Commento
al Vangelo – III Domenica di Avvento 2015 C (Lc
3,10-18)
Maestro, che cosa dobbiamo fare?
San Luca
ci dà qualche esempio sintetico della predicazione di san Giovanni a
varie categorie di persone, per mostrare il fascino che esercitava su
tutte le classi. Le turbe, ascoltando le parole di minaccia rivolte
ai farisei e ai sadducei, furono atterrite del giudizio di Dio, e
domandarono ansiosamente che cosa dovessero fare per evitarlo.
La parola
del Precursore, infatti, vivificata dalla grazia, aveva una potenza
che penetrava il fondo del cuore. Egli rispose loro, esortandoli alla
carità con due opere di misericordia corporale: vestire i nudi e dar
da mangiare agli affamati.
Era come
un’anticipazione della grande legge della carità, la
quale,
per divina clemenza, copre la moltitudine dei peccati. I farisei
smungevano il popolo angariandolo, e con questo allontanavano da loro
la misericordia di Dio; ora, la via per meritarla era perfettamente
l’opposto: vestire e non spogliare la gente, alimentarla e non
affamarla.
L’appello
alla carità rendeva pensosi i pubblicani, perché essi, quali
esattori fiscali, non potevano fare a meno di esigere le imposte;
domandarono pertanto come dovessero regolarsi, e Giovanni disse loro
di non richiedere più di quello che era fissato dalla Legge. Gli
esattori, infatti, erano abituati alle più esose sopraffazioni,
rubavano con destrezza come potevano e si rendevano incapaci del
regno di Dio.
I
pubblicani erano assistiti nelle loro funzioni dalla forza pubblica
e, parlando ai soldati, suscitarono in loro il desiderio di
migliorarsi; andarono pertanto anch’essi da Giovanni, e gli
domandarono come dovessero regolarsi nelle loro funzioni; egli
rispose che dovevano star attenti a non far ingiusta violenza a
nessuno, a non calunniare e a contentarsi della paga che ricevevano.
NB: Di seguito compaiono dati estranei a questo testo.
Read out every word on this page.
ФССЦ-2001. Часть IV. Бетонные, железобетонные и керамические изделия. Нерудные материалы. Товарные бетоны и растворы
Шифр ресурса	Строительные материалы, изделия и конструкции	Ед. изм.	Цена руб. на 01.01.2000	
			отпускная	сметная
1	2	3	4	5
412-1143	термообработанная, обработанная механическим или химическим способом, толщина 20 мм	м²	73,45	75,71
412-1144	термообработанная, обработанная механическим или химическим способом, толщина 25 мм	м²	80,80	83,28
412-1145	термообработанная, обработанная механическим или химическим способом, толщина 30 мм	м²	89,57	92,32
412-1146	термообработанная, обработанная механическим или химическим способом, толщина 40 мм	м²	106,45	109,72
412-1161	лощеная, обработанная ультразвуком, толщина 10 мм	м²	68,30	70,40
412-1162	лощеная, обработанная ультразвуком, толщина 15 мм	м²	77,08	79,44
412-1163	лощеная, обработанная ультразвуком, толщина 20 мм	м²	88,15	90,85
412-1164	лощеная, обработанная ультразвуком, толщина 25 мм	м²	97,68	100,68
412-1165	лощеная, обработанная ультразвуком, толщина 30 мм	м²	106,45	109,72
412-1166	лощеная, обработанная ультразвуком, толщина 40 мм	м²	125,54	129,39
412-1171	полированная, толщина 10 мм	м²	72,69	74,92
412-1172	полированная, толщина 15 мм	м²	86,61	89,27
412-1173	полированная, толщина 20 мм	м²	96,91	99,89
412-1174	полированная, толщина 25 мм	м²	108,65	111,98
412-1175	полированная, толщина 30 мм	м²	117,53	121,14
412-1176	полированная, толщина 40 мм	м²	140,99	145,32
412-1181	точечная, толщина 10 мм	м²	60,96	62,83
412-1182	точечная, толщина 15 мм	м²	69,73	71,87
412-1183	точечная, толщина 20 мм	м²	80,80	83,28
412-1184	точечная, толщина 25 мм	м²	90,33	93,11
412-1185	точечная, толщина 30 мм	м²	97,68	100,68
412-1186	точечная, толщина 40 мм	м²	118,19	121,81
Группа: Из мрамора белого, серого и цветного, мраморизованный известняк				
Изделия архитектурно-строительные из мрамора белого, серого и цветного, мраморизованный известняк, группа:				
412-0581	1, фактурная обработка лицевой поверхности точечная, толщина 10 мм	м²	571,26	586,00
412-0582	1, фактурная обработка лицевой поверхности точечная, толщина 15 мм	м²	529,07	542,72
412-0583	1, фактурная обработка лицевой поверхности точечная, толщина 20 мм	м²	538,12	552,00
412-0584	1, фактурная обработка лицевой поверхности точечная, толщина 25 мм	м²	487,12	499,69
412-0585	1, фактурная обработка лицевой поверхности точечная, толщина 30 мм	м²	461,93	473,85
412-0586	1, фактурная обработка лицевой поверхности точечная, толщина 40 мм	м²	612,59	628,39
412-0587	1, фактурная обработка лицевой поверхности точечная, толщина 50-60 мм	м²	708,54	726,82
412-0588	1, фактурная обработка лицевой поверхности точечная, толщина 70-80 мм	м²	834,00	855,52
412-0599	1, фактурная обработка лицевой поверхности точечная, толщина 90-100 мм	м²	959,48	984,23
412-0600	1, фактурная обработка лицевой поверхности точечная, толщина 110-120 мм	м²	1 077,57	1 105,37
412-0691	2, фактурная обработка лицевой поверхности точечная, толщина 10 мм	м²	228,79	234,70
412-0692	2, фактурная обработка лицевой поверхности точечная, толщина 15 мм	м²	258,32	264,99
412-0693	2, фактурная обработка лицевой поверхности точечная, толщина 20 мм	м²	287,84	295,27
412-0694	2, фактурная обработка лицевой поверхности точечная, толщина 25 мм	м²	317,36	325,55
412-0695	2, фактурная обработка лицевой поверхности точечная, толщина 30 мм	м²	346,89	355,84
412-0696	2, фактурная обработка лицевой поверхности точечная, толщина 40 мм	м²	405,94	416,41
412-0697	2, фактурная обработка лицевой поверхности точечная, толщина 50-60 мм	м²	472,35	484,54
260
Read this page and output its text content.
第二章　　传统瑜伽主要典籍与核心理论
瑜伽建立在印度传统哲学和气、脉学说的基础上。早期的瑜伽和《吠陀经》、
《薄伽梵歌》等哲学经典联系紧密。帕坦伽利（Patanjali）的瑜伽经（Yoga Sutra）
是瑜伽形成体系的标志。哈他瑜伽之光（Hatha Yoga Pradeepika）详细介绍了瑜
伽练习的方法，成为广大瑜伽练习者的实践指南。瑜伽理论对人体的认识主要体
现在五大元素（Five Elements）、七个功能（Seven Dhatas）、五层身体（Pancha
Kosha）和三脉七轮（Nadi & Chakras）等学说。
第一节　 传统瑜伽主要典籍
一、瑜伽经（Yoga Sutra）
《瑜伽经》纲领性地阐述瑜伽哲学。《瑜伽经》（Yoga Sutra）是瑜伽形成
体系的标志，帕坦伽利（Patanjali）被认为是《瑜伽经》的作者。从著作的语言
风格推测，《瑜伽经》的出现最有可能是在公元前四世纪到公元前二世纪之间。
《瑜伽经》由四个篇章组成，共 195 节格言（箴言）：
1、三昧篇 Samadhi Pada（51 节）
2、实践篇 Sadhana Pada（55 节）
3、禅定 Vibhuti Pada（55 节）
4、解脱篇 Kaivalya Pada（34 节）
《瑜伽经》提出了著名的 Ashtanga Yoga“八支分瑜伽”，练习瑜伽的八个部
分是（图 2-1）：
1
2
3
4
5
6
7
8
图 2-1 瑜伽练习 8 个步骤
Probabilmente si trovavano tra le turbe anche i soldati mandati da
Erode o a spiare quello che diceva il Battista, o per ordine
pubblico, data la ressa che faceva il popolo.
Giovanni
rende testimonianza a Gesù
La vita
del Battista rappresentava per il popolo un prodigio e, benché egli
non facesse mai alcun miracolo, molti pensarono che fosse il Cristo,
l’atteso Redentore.
Questo
sospetto, lungi dal rappresentare una lusinga per Giovanni, fu per
lui una pena, e perciò si affrettò con tutte le sue forze a
dissipare l’equivoco, stabilendo nei termini precisi la verità.
Egli
battezzava con l’acqua, cioè con un semplice simbolo di penitenza
e di umiliazione, mentre il Redentore, più forte di lui perché Dio
e al quale si dichiarava indegno di sciogliere i legacci dei calzari,
avrebbe battezzato effondendo la grazia dello Spirito Santo
e il fuoco dell’amore; il suo battesimo sarebbe stato, perciò, una
vera rigenerazione.
Egli
minacciava magari i castighi di Dio, ma non aveva alcun potere sulle
anime, il Redentore, invece, avrebbe
avuto il ventilabro nella sua mano,
cioè
sarebbe stato giudice delle anime, avrebbe purificato il suo popolo,
e avrebbe salvato i giusti e condannato i reprobi come inutile
paglia, nel fuoco eterno dell’Inferno. Non si poteva dunque
scambiare il simbolo per la Realtà né il servo per il padrone.